Father David: Homily for World Day of Migrants and Refugees 2014


The text of the homily that Father David Neuhaus SJ, Latin Patriarchal Vicar and Coordinator of the Pastoral for Migrants in Israel, preached on January 18, 2014 at Saint Anthony’s Church in Jaffa.

Father Zaher, parish priest of Jaffa,
Father Carlos, Vicar for the Migrants in the Jaffa parish,
Father Apolinary, responsible for the Hebrew speaking community in Jaffa,
Father Tojy, Indian chaplain,
Father Medhin, Ge’ez rite chaplain,
Father Cristian, Rumanian chaplain,
Father Ric, responsible for Divine Mercy Chapel,
Father James, responsible for Saint Lorenzo Ruiz,
Father Arnie from the Haifa Filipino community,
Father Dharma, from the Indian chaplaincy,
Sister Clarice, coordinator of the Sri Lankan community,
Sister Camelia from the Lebanese community,
The Sisters of Saint Paul of Chartres,
All those working in the migrant pastoral,
Brothers and Sisters,

We come together today to mark the World Day of Migrants and Refugees for three main reasons:

- We come to celebrate:

Look around you! Look at the brothers and sisters the Lord has given us, in their diversity of origin and culture, language and color – Filipinos, Indians, Eritreans and Ethiopians, Sri Lankans, Rumanians, Nigerians, Latin Americans, Poles, Russians, Ghanaians, Lebanese, Arabs and Jews, Israelis and Palestinians and many others!
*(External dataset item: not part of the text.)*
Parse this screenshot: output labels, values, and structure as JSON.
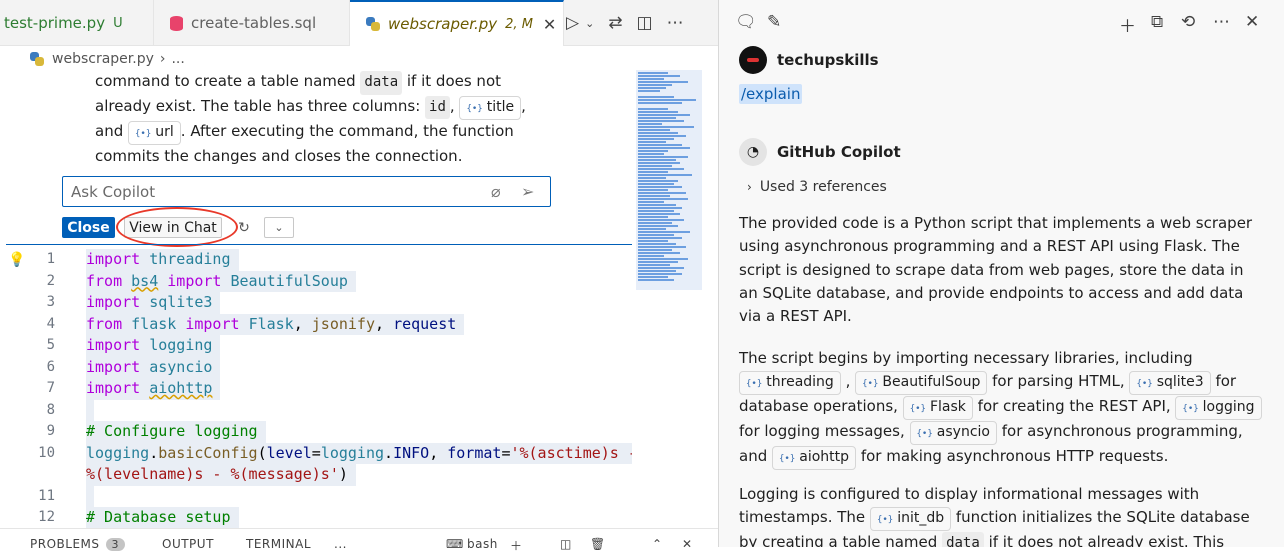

We want to celebrate today, recognizing the contribution of each one to our Church and to this Land.

We want also to witness to this celebration as a joyful celebration. In our world outside, celebration is not usually the reaction to the arrival of migrants. They are often met with suspicion and hostility.

Let us listen to the words of Pope Francis, written for this day:

“We ourselves need to see, and then to enable others to see, that migrants and refugees do not only represent a problem to be solved, but are brothers and sisters to be welcomed, respected and loved. They are an occasion that Providence gives us to help build a more just society, a more perfect democracy, a more united country, a more fraternal world and a more open and evangelical Christian community. Migration can offer possibilities for a new evangelization, open vistas for the growth of a new humanity foreshadowed in the paschal mystery: a humanity for which every foreign country is a homeland and every homeland is a foreign country” (Message for the World Day of Migrants and Refugees 2014).

- We come to pray:

By our prayers today we want to reach out and support one another and all our brother and sister migrants who are struggling in a world of violence and exploitation, suspicion and vilification. Some of us are born here, some of us have come from afar looking for work and a better life and some have fled here, fearing for their lives. Our prayer rises up as one to our heavenly Father who sent His son into our world to seek us out and bring us back to Him. Jesus, in his earthly life came to dwell among us. He too had to flee violence and take refuge in Egypt. He too had to eat bread by the sweat of his brow. In our prayer, we unite ourselves to him, praying for the Church that is called to serve the weakest, the poorest and the most deprived. In them, each disciple of Christ finds the Christ who came to be with them. Let us pray for ourselves that we can open ourselves to those less fortunate than ourselves and minister to them. We come to pray too for this country, that the Lord might soften the hearts of leaders here and everywhere to respect the humanity of the migrant and refugee and make place for them at the table.

Let us listen again to Pope Francis:

“A change of attitude towards migrants and refugees is needed on the part of everyone, moving away from attitudes of defensiveness and fear, indifference and marginalization – all typical of a throwaway culture – towards attitudes based on a culture of encounter, the only culture capable of building a better, more just and fraternal world. The communications media are themselves called to embrace this “conversion of attitudes” and to promote this change in the way migrants and refugees are treated” (Message for the World Day of Migrants and Refugees 2014).

- We come to proclaim our faith:

Our faith is not only a faith that proclaims the reign of God in heaven, it is also a faith in the Kingdom of God that is already among us. We, here present, commit ourselves to live in relations of love, mutual acceptance and solidarity so that by our very being in the world we proclaim loud and clear that Christ has come and established his reign among us:

Let us hear again the words of Pope Francis:

“I think of how even the Holy Family of Nazareth experienced initial rejection: Mary “gave birth to her firstborn son, and wrapped him in swaddling clothes, and laid him in a manger, because there was no place for them in the inn” (Luke 2:7). Jesus, Mary and Joseph knew what it meant to leave their own country and become migrants: threatened by Herod’s lust for power, they were forced to take flight and seek refuge in Egypt (cf. Matthew 2:13-14). But the maternal heart of Mary and the compassionate heart of Joseph, the Protector of the Holy Family, never doubted that God would always be with them. Through their intercession, may that same firm certainty dwell in the heart of every migrant and refugee” (Message for the World Day of Migrants and Refugees 2014).